For a short while, I know about intricate hand-made lace and the proper way to sew on a pearl button – two things so far removed from my usual wear that it is like words from a fairy tale:

“When the lace arrived, in a simple brown postal package, Honor carefully moved back the tissue paper and placed the delicate material on the back of Joy’s hand. It was like gossamer, so fragile that Joy was afraid it might melt into her skin. ‘Will it be strong enough for you to work with?’ Joy whispered, afraid the very sound of her voice might break it. ‘Trust me,’ Honor said, ‘it might look as if it’s made from butterfly wings, but actually it’s unbreakable,’ and she stretched the fabric tight between her fingers, making Joy cry out. ‘Don’t worry. Making lace is a delicate, precise process but once it’s made, nothing can break it.
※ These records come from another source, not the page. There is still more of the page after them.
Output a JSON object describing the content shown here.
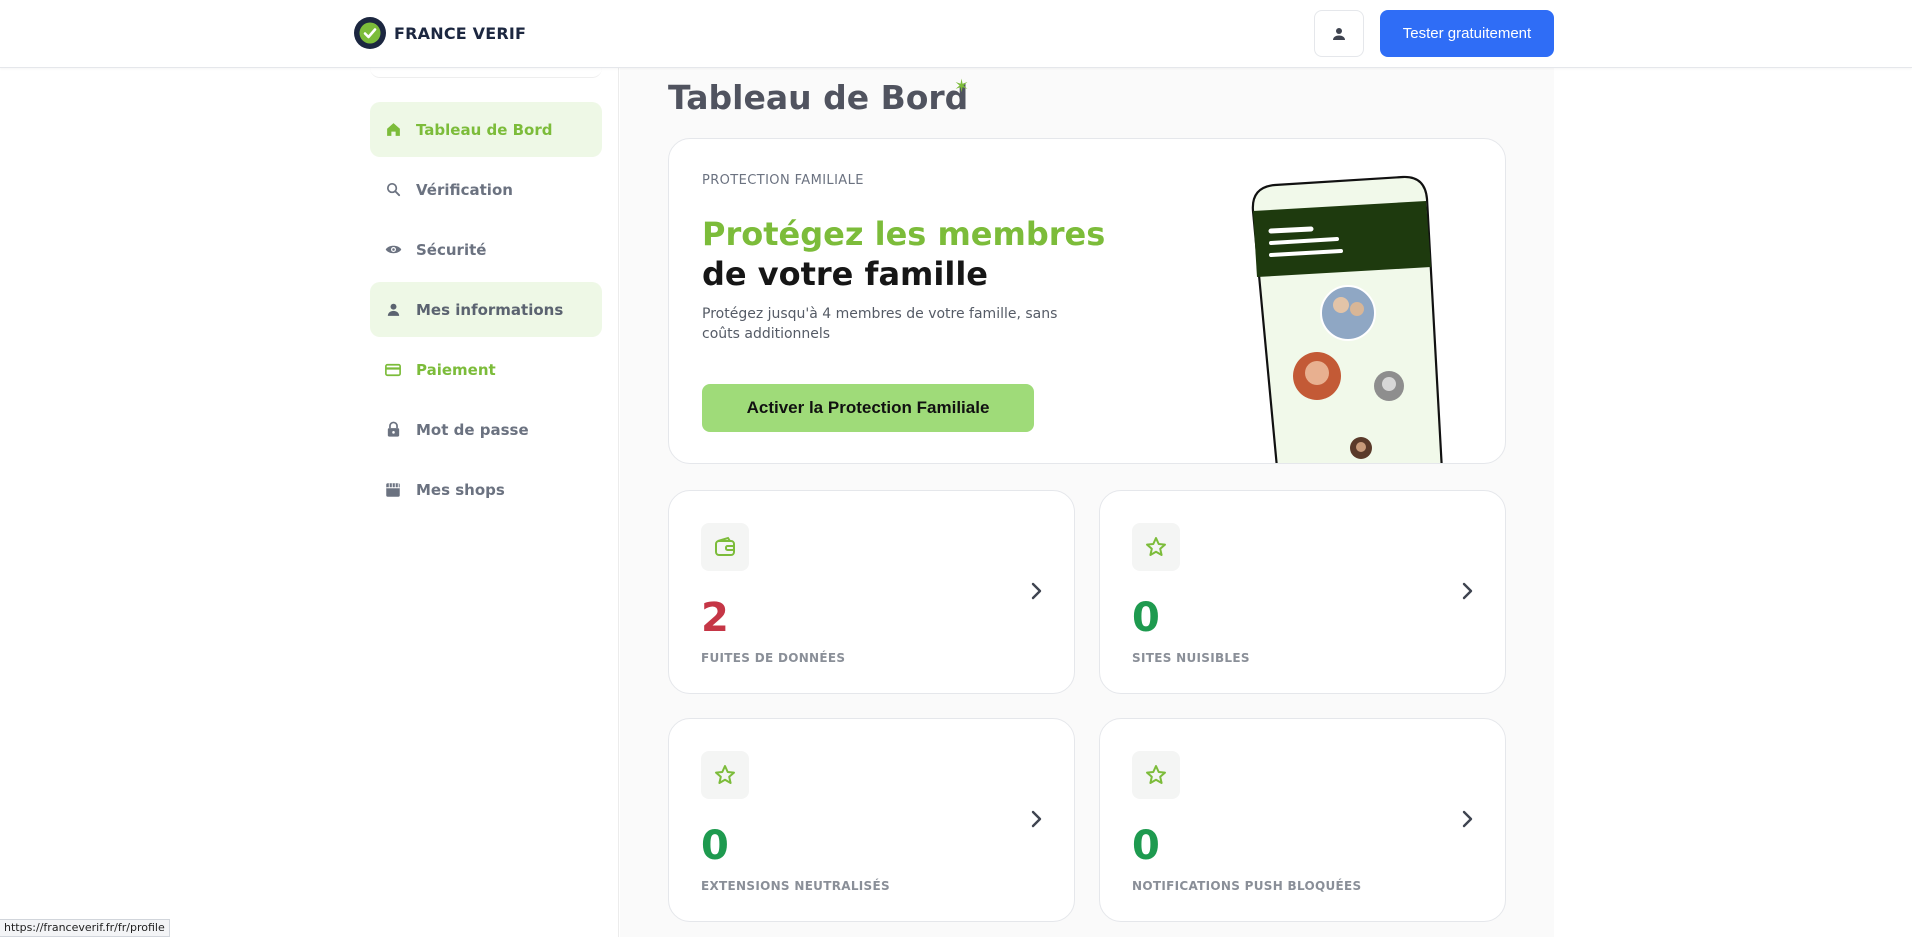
{
  "header": {
    "brand": "FRANCE VERIF",
    "cta_label": "Tester gratuitement"
  },
  "sidebar": {
    "items": [
      {
        "label": "Tableau de Bord",
        "icon": "home-icon"
      },
      {
        "label": "Vérification",
        "icon": "search-icon"
      },
      {
        "label": "Sécurité",
        "icon": "eye-icon"
      },
      {
        "label": "Mes informations",
        "icon": "user-icon"
      },
      {
        "label": "Paiement",
        "icon": "credit-card-icon"
      },
      {
        "label": "Mot de passe",
        "icon": "lock-icon"
      },
      {
        "label": "Mes shops",
        "icon": "store-icon"
      }
    ]
  },
  "main": {
    "title": "Tableau de Bord",
    "promo": {
      "eyebrow": "PROTECTION FAMILIALE",
      "headline_green": "Protégez les membres",
      "headline_dark": "de votre famille",
      "description": "Protégez jusqu'à 4 membres de votre famille, sans coûts additionnels",
      "button_label": "Activer la Protection Familiale"
    },
    "stats": [
      {
        "value": "2",
        "label": "FUITES DE DONNÉES",
        "icon": "wallet-icon",
        "color": "#c53646"
      },
      {
        "value": "0",
        "label": "SITES NUISIBLES",
        "icon": "star-icon",
        "color": "#1e9a4f"
      },
      {
        "value": "0",
        "label": "EXTENSIONS NEUTRALISÉS",
        "icon": "star-icon",
        "color": "#1e9a4f"
      },
      {
        "value": "0",
        "label": "NOTIFICATIONS PUSH BLOQUÉES",
        "icon": "star-icon",
        "color": "#1e9a4f"
      }
    ]
  },
  "status_bar": {
    "url": "https://franceverif.fr/fr/profile"
  },
  "colors": {
    "accent_green": "#7cbc3a",
    "primary_blue": "#2f6df6",
    "danger": "#c53646",
    "success": "#1e9a4f"
  }
}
As I said, it contains soul, and let’s face it, there’s nothing tougher than the soul of an old nun.’ – Kate Kerrigan, The Dress. p. 171

One of my other favourite things about a good book, is how it can make me jump up to do something, like I described in an earlier post here. Reading about the velvets and pleats and crystals, brought unexpected pleasure to the act of ironing my handkerchiefs today – which due to my low iron wardrobe hardly ever happens. Suddenly the soft gliding noise with the occasional puff of steam along an embroidered flower, made wooden floor and draped dummies spill over from the pages into my living room.

How delicious it is when a writer can make you see why somebody loves something, even when it is something you don’t love that way yourself. I might even stretch out my hand tonight to that garment that needs a small alteration I’ve been putting off for so long. Just so that the feel of the needle and tread can make the charm of the story last longer.